Il fruitore dell’opera è comunque tenuto all’approccio critico, guidato in questo efficacemente dalla curatrice sia nella robusta Introduzione, sia nell’apparato critico a piè di pagina e nella sezione delle Note che accompagnano il testo. Il costante confronto con le fonti e la rigorosa analisi del manoscritto non risolvono, ma, al contrario, evidenziano le incongruenze storico-filologiche del De bello et interitu marchionis Oristanei; le ombre permangono e molte ipotesi restano semplicemente tali.

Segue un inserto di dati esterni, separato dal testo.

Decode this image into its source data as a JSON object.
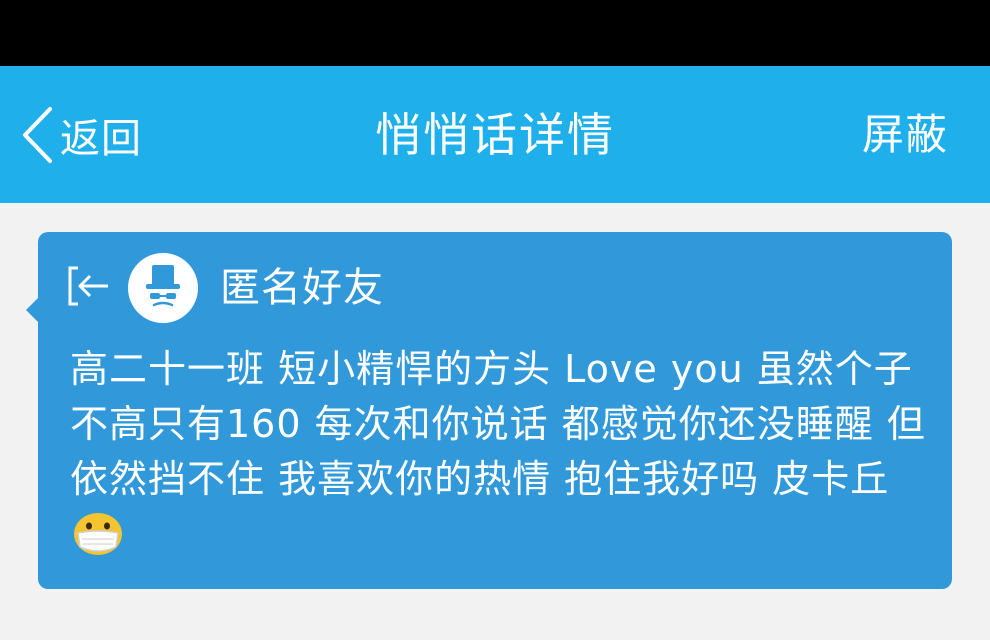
{
  "header": {
    "back_label": "返回",
    "title": "悄悄话详情",
    "block_label": "屏蔽"
  },
  "message": {
    "sender": "匿名好友",
    "text": "高二十一班 短小精悍的方头 Love you 虽然个子不高只有160 每次和你说话 都感觉你还没睡醒  但依然挡不住 我喜欢你的热情  抱住我好吗 皮卡丘",
    "emoji": "face-with-medical-mask-icon"
  },
  "colors": {
    "status_bar": "#000000",
    "nav_bar": "#1fb0ec",
    "bubble": "#3199da",
    "background": "#f2f2f2",
    "text_on_blue": "#ffffff"
  }
}
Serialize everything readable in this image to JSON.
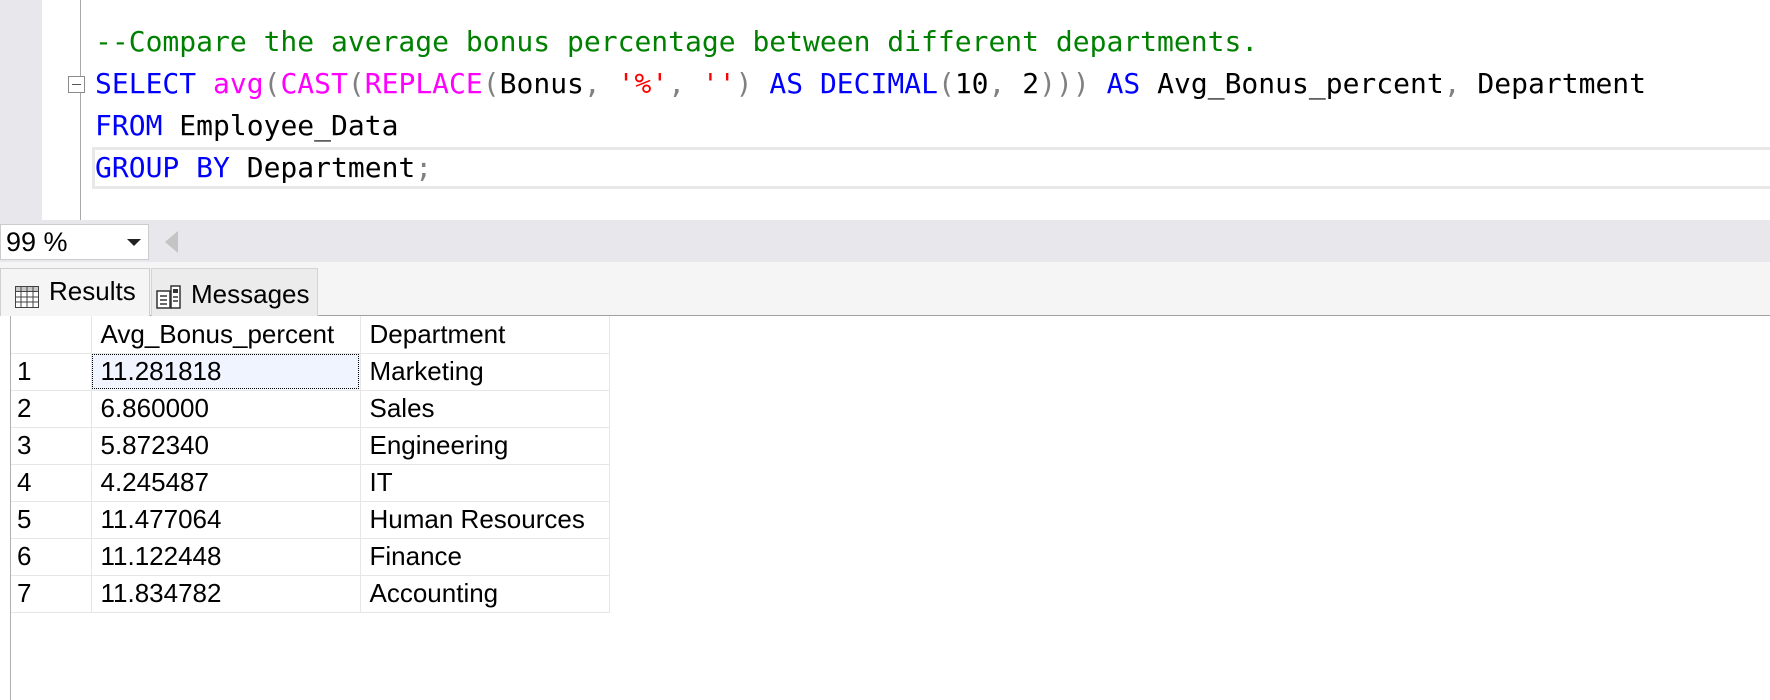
{
  "editor": {
    "lines": [
      [
        {
          "type": "comment",
          "text": "--Compare the average bonus percentage between different departments."
        }
      ],
      [
        {
          "type": "keyword",
          "text": "SELECT"
        },
        {
          "type": "ident",
          "text": " "
        },
        {
          "type": "func",
          "text": "avg"
        },
        {
          "type": "punct",
          "text": "("
        },
        {
          "type": "func",
          "text": "CAST"
        },
        {
          "type": "punct",
          "text": "("
        },
        {
          "type": "func",
          "text": "REPLACE"
        },
        {
          "type": "punct",
          "text": "("
        },
        {
          "type": "ident",
          "text": "Bonus"
        },
        {
          "type": "punct",
          "text": ", "
        },
        {
          "type": "string",
          "text": "'%'"
        },
        {
          "type": "punct",
          "text": ", "
        },
        {
          "type": "string",
          "text": "''"
        },
        {
          "type": "punct",
          "text": ")"
        },
        {
          "type": "ident",
          "text": " "
        },
        {
          "type": "keyword",
          "text": "AS"
        },
        {
          "type": "ident",
          "text": " "
        },
        {
          "type": "keyword",
          "text": "DECIMAL"
        },
        {
          "type": "punct",
          "text": "("
        },
        {
          "type": "ident",
          "text": "10"
        },
        {
          "type": "punct",
          "text": ", "
        },
        {
          "type": "ident",
          "text": "2"
        },
        {
          "type": "punct",
          "text": ")))"
        },
        {
          "type": "ident",
          "text": " "
        },
        {
          "type": "keyword",
          "text": "AS"
        },
        {
          "type": "ident",
          "text": " Avg_Bonus_percent"
        },
        {
          "type": "punct",
          "text": ","
        },
        {
          "type": "ident",
          "text": " Department"
        }
      ],
      [
        {
          "type": "keyword",
          "text": "FROM"
        },
        {
          "type": "ident",
          "text": " Employee_Data"
        }
      ],
      [
        {
          "type": "keyword",
          "text": "GROUP BY"
        },
        {
          "type": "ident",
          "text": " Department"
        },
        {
          "type": "punct",
          "text": ";"
        }
      ]
    ]
  },
  "zoom": {
    "value": "99 %"
  },
  "tabs": {
    "results_label": "Results",
    "messages_label": "Messages"
  },
  "results": {
    "columns": [
      "Avg_Bonus_percent",
      "Department"
    ],
    "rows": [
      {
        "num": "1",
        "avg": "11.281818",
        "dept": "Marketing"
      },
      {
        "num": "2",
        "avg": "6.860000",
        "dept": "Sales"
      },
      {
        "num": "3",
        "avg": "5.872340",
        "dept": "Engineering"
      },
      {
        "num": "4",
        "avg": "4.245487",
        "dept": "IT"
      },
      {
        "num": "5",
        "avg": "11.477064",
        "dept": "Human Resources"
      },
      {
        "num": "6",
        "avg": "11.122448",
        "dept": "Finance"
      },
      {
        "num": "7",
        "avg": "11.834782",
        "dept": "Accounting"
      }
    ]
  },
  "colors": {
    "comment": "#008000",
    "keyword": "#0000ff",
    "function": "#ff00ff",
    "string": "#ff0000",
    "punctuation": "#808080"
  }
}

Chi era Proto Arca Sardo? Non lo sappiamo (ancora?). “Questi i soli dati ragionevolmente deducibili: a) probabile nazionalità sarda; b) stato ecclesiastico; c) lingua colta comunemente parlata spagnolo; d) discreta pratica con il latino; e) scarsa conoscenza dell’argomento dell’opera”. Maria Teresa Laneri ci dice piuttosto, documenti alla mano, chi plausibilmente non era.
Non era il gesuita bittese Giovanni Arca, il cui Naturalis et moralis historia de regno Sardiniae riporta nel VI libro, nonostante continui e talvolta infelici tentativi di affrancamento, una banale riscrittura del De bello. Inoltre non era semplicemente uno spregiudicato e consapevole manipolatore delle fonti, “[…] non si tratta, in questo caso, di una forma di disinvoltura nell’approccio al dato documentale né di mera cupiditas coniectandi, ma di un fenomeno assai più complesso, alla cui origine si colloca un’oggettiva incompatibilità di fondo fra l’obiettivo che si pone l’autore – quello cioè d’apologizzare la figura di Leonardo de Alagòn – e la posizione ideologica delle sue fonti, tutte di matrice filoaragonese”. Ovvero le fonti del potere, lo stesso potere che determinò nel 1478, con la battaglia di Macomer e la conseguente sconfitta del “principe sardo”, la fine dell’ultima testimonianza dell’antica indipendenza. Proto Arca ha selezionato il materiale storico, epurato, interpolato, integrato, spesso stravolto; sembra ragionevole però, avverte la Laneri, considerare che la faziosità dell’autore fosse, per così dire, complementare, “sotto il profilo ideologico e sentimentale, all’orizzonte d’attesa dei Sardi”, all’ansia di conoscenza della “loro” verità che egli immaginava pervadere l’intera isola. Sembra ragionevole non escludere che, in buona fede, Proto Arca possa avere storicizzato, confortato dalle fonti, talune tradizioni orali sulle gesta di don Leonardo o semplicemente essere stato tradito da superficialità e imperizia storico-linguistica.
Sembra, cioè, “più ragionevole usare una certa cautela, prima che un giudizio troppo netto, oltre tutto formulato sulla sola base dei nudi dati testuali, finisca col rappresentare solo il frutto di un nostro errore di prospettiva”.